Her advice for other media companies is to not be afraid to challenge themselves, to ask why they are on social media. “It’s really important to do once in a while. It’s so much fun to do something scary.”
The year after
So, what has happened and changed for TV Midtvest in the year following its Facebook detox? “I vowed that I wouldn’t launch any new products related to Facebook for a year,” Nikolajeva said. Instead, she focused on:
- Major focus on platforms where they have control instead of chasing trends.
- Big Web site redesign, with positive user feedback.
- Optimised workflow in the newsroom, spending time on details that make a difference to increase time spent in the articles.
- Created the company’s own platform — a streaming app called TV Midtvest Play.
“Facebook was such a huge time-consuming part of my job. So when we kind of stepped off that train to be there half as much as we used to and reorganise our strategy, I had more time for other things that mattered” Nikolajeva said. “We put the energy into creating good articles.”
With the streaming app, the company has the advantage of complete control. “The numbers we get from this platform are super interesting. The users finish watching when they join us in the app, and they stay longer. We developed a new type of user when we created this platform.
“It’s crazy to realise that it took such an extreme experiment for us to see this.”
Nikolajeva encourages people to delve deep into their Facebook data to really look at the actual engagement and shares: “Give your readers what they expect from you, in a positive way, that speaks to your brand.”
INMA: If you’re reducing the number of posts in Facebook, a year after the detox, do you have any generalisations what content on Facebook triggers the most traffic to your Web site?
Nikolajeva: That lies in Facebook itself. The algorithm right now focuses on comments and engagement. So, posts that generate such engagement will get better results. But you should stay true to your brand. If Facebook wants funny videos, that doesn’t mean necessarily that you should post funny videos. It makes no sense to chase those trends but [instead] spend energy on what supports your brand.

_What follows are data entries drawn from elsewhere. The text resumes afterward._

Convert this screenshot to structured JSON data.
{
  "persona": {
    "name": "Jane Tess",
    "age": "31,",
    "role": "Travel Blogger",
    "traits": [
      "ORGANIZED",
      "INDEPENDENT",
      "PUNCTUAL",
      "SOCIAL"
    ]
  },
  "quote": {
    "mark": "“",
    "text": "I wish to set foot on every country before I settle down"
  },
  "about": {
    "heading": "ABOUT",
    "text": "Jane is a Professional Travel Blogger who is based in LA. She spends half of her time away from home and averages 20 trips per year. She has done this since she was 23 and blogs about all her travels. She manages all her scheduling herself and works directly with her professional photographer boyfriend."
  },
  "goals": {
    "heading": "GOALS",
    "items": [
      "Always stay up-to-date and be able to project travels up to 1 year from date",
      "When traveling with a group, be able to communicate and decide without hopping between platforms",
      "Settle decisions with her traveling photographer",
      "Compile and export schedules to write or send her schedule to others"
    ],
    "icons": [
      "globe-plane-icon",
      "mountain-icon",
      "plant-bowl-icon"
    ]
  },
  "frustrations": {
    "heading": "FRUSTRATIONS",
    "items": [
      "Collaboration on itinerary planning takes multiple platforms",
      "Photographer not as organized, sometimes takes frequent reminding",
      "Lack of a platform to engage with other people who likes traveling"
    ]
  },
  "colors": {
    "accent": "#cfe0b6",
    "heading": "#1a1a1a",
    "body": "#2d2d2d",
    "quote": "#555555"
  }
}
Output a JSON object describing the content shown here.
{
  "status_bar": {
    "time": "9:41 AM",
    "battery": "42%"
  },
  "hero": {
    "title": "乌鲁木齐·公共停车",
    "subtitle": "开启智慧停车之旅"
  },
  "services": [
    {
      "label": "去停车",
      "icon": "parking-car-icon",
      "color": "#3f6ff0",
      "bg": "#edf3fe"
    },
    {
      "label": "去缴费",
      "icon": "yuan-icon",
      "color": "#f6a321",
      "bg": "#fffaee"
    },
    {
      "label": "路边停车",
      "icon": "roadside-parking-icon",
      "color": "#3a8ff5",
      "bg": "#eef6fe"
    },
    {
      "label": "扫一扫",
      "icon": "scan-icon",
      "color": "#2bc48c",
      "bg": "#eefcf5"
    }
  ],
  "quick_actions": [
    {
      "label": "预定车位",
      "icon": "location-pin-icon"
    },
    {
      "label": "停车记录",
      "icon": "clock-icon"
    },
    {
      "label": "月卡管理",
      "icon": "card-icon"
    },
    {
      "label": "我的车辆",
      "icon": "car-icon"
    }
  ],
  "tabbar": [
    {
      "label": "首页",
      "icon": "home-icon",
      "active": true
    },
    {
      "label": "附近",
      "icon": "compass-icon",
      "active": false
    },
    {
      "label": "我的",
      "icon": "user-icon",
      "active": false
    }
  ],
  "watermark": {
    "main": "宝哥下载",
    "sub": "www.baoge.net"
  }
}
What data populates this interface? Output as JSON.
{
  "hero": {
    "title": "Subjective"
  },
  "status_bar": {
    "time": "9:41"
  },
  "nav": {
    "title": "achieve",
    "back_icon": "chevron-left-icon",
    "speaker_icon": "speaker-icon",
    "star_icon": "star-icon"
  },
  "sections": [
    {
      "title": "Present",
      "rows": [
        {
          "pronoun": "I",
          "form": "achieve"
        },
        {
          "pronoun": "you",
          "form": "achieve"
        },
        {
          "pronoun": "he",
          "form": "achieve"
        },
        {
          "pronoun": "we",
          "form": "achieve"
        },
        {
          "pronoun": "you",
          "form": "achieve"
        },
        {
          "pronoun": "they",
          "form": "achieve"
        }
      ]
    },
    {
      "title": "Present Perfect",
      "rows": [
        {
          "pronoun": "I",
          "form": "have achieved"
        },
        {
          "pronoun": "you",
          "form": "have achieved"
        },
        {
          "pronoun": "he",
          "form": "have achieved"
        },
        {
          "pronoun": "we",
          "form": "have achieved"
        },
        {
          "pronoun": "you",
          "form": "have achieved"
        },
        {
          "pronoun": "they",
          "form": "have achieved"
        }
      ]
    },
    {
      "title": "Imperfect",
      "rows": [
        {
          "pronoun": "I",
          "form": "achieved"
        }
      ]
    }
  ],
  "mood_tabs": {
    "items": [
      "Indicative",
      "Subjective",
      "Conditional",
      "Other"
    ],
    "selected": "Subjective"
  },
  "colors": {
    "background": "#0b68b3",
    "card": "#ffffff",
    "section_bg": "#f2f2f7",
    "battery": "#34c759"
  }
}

INMA: Why are you now investing time and energy into Instagram?
Nikolajeva: This looks like a platform where we can get some interesting results. We made an analysis of the audience we can reach there. We really need to reach women aged 16-24, and that’s exactly the audience we can reach on Instagram.
INMA: Did Facebook offer you a new deal after this experiment? Did they have a reaction?
Nikolajeva: I got a call during one of the first days of the experiment from the Nordic contact of Facebook. He wanted to let me know that he thought it was a great experiment and Facebook was positive about the idea. The time was when Facebook had a pretty big change in their algorithm, from 5% of news content down to 4%.
INMA: What actions did you take to encourage users to move from Facebook to your news app?
Nikolajeva: Unfortunately, we didn’t get a huge increase in news app downloads. But when they launched the new streaming app, they did see a big increase.